Curioso il particolare di essere stato l’Albanzani il tenutario della collezione libraria del Petrarca – un vero onore voluto dallo stesso immortale letterato – e assai più curioso il dettaglio seguente: Petrarca stesso, invitando il Boccaccio a seguirlo a Venezia per sfuggire ad una pestilenza dell’epoca, dice di possedere stanza proprio con Donato del Casentino, e ciò con indubbio orgoglio e per invogliare l’autore del Decamerone a levar le tende da una città divenuta pericolosa.
Il periodo veneziano, per Donato da Pratovecchio, fu importante e contribuì a farlo divenire probabilmente uno dei più grandi grammatici, retori ed eruditi del Trecento italico. Insegnante così importante da essere reclamato a corte dai potenti.
Nel 1382 Donato risulta infatti a Ferrara, dove si stabilì definitivamente: lì fu precettore del figlio di Alberto V d’Este, Niccolò III (ancora in documenti del 1392). Così lo ricorda il monaco ottocentesco di cui sopra: “La fama, di Donato spiegava ampio volo per l’Italia sì che fu chiamato in Ferrara alla istruzione di Niccolò d’Este, che fu poi Signore di quelle città”
Ma non mancò perfino una rilevante carica politica. Nel 1398, quando Francesco Novello da Carrara, suocero di Niccolò, intervenne a sciogliere e sostituire il Consiglio di Reggenza, Donato del Casentino fu scelto alla carica di referendario al posto dell’amico Bartolomeo della Mella (cfr. Salutati, Epist. X, 23, vol. III, pp. 323 ss.).
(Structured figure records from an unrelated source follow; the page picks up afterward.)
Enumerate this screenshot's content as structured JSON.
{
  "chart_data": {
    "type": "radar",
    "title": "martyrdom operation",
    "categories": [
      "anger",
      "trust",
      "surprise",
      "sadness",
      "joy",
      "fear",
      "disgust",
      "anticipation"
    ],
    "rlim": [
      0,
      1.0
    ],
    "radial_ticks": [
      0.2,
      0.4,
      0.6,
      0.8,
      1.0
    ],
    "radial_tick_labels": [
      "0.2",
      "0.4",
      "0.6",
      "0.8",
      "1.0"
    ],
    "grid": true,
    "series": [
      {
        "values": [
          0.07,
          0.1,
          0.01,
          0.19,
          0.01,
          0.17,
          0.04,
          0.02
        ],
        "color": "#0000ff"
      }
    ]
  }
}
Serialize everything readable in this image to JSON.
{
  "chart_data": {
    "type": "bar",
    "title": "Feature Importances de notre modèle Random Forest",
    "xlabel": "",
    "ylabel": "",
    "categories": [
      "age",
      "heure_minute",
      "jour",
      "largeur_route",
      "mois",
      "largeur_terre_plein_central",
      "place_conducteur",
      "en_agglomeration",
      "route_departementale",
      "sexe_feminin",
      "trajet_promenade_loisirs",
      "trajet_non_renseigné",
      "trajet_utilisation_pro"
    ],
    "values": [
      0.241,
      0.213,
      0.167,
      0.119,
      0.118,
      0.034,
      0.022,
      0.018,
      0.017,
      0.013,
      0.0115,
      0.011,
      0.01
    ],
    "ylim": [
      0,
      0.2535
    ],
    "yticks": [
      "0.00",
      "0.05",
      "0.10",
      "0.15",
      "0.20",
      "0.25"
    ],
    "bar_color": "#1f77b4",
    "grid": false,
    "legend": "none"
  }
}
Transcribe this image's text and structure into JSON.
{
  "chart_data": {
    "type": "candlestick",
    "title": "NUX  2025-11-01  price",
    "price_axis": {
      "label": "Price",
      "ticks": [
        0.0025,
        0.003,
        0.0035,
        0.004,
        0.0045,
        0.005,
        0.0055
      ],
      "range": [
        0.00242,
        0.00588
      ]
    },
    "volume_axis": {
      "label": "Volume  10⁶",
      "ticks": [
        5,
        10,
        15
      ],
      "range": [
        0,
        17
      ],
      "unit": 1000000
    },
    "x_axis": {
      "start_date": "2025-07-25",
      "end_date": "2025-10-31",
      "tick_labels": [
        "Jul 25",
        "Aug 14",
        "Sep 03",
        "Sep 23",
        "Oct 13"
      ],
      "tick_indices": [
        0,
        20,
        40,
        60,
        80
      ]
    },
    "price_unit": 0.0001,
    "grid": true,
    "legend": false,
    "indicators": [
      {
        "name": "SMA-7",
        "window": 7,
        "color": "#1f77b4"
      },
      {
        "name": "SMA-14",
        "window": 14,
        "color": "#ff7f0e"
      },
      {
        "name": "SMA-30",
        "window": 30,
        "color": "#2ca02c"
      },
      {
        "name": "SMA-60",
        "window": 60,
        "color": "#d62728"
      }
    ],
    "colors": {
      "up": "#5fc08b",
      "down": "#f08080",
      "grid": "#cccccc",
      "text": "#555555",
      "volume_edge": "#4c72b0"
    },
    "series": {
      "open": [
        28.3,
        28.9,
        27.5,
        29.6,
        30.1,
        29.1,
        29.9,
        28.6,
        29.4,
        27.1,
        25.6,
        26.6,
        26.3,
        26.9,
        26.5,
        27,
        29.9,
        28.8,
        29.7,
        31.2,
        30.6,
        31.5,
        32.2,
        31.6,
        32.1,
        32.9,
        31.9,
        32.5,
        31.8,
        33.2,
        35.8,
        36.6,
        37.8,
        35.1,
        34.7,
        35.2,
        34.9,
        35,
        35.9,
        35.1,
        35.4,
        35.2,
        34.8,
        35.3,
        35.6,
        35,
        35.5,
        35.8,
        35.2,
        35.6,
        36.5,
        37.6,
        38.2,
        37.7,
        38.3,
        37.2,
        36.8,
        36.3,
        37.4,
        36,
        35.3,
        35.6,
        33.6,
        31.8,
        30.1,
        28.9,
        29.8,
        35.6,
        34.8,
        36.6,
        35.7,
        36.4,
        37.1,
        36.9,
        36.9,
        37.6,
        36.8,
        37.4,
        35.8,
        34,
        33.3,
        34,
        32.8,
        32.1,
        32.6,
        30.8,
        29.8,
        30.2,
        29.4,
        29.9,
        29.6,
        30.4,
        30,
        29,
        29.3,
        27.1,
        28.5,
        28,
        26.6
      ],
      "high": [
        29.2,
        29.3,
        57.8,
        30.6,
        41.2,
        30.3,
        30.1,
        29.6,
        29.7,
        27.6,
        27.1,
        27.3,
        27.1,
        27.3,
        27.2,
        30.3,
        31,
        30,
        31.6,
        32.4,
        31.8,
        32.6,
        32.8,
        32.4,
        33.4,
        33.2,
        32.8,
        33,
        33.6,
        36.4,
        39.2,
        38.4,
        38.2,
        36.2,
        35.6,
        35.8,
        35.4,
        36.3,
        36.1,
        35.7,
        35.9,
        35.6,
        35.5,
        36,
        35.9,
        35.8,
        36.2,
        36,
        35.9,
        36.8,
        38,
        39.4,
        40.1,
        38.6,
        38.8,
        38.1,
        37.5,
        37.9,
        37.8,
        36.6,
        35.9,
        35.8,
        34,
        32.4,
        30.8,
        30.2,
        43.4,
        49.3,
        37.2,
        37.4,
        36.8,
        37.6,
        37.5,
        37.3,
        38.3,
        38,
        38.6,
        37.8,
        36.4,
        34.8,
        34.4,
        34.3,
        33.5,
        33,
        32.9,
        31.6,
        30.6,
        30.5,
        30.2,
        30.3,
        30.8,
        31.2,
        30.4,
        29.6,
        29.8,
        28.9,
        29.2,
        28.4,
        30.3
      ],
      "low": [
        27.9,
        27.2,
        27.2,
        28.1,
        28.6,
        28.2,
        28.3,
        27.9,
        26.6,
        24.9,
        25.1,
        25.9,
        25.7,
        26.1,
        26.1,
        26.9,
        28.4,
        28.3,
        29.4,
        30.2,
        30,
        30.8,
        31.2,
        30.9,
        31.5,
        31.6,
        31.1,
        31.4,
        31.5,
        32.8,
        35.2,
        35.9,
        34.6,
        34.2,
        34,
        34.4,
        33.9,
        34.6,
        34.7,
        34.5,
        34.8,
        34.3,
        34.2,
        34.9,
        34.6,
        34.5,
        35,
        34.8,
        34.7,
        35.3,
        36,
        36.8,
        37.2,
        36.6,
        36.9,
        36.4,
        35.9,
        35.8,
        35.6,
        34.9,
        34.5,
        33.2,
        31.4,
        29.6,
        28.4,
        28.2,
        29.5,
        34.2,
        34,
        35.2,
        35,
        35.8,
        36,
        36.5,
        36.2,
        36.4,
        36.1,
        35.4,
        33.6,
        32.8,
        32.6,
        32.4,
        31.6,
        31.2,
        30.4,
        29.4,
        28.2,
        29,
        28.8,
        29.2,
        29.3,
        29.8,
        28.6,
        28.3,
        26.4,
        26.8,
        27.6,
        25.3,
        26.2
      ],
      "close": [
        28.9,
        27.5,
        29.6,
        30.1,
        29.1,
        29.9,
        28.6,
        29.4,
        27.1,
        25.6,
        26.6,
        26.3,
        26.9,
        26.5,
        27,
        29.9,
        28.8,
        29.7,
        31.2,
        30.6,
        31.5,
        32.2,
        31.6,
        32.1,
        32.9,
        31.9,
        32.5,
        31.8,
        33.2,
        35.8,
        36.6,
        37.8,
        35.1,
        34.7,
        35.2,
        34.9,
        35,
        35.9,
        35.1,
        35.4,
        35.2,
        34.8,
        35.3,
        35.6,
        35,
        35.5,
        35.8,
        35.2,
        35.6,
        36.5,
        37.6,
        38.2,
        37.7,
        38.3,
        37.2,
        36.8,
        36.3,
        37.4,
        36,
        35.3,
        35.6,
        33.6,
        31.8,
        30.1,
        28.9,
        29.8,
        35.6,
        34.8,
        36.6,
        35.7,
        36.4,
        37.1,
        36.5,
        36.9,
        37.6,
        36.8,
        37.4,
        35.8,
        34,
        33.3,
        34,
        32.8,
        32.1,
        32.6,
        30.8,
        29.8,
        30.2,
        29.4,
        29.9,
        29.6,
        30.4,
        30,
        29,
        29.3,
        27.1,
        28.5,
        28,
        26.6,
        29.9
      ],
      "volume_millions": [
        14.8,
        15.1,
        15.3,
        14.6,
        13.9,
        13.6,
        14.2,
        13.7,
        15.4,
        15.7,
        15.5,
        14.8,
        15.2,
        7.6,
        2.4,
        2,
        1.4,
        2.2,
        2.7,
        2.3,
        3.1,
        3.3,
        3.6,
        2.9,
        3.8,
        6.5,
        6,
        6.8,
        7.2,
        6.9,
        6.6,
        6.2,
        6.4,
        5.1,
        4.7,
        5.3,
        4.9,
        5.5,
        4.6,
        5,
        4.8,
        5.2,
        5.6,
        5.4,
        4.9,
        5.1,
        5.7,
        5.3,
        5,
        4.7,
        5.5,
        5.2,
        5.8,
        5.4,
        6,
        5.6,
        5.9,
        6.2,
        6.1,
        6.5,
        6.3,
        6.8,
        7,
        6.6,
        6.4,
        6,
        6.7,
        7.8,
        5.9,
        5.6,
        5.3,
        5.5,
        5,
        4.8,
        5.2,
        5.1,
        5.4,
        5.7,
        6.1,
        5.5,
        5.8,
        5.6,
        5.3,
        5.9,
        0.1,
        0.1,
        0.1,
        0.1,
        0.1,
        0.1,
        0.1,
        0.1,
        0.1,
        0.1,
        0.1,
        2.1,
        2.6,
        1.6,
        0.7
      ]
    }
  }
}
Era ancor vivo nel 1411 quando scrisse, a Ferrara, un secondo personale testamento.
Nel periodo ferrarese Donato del Casentino compose l’opera sua più importante, ancora oggi rintracciabile, la traduzione dal latino di un celebre testo Boccacciano “De claris mulieribus” cioè – come tradusse Donato – “Le donne famose”. Ecco, per curiosità, l’antica intestazione della suddetta opera: “Finito libro de famose donne compilado per messer Zuane Boccaccio ad petition della famosissima Reina Zuana de Puglia. Poi traslatado in idioma volgar per maestro Donato di Casentino al magnifico Marchese Niccolò d’Este principe e signor di Ferrara”.
Terminando questi cenni biografici, non si può non tramandare una indubbia bizzarria. Se è vero che Donato del Casentino fu famoso nei letterari e politici campi, non meno riconosciuto fu per la sua povertà materiale! Le sue condizioni economiche non furono molto floride: “pauper, sed honestus homo” lo dice il Boccaccio (Gen. XV, 13); il Petrarca, non sappiamo in quale occasione, dovette perfino…fargli un prestito, alla cui restituzione rinunciò poi nel personale testamento.
Un indubbio quanto triste esempio di come anche nel Trecento l’arte dell’ingegno poco servisse ad attecchire il pranzo con la cena!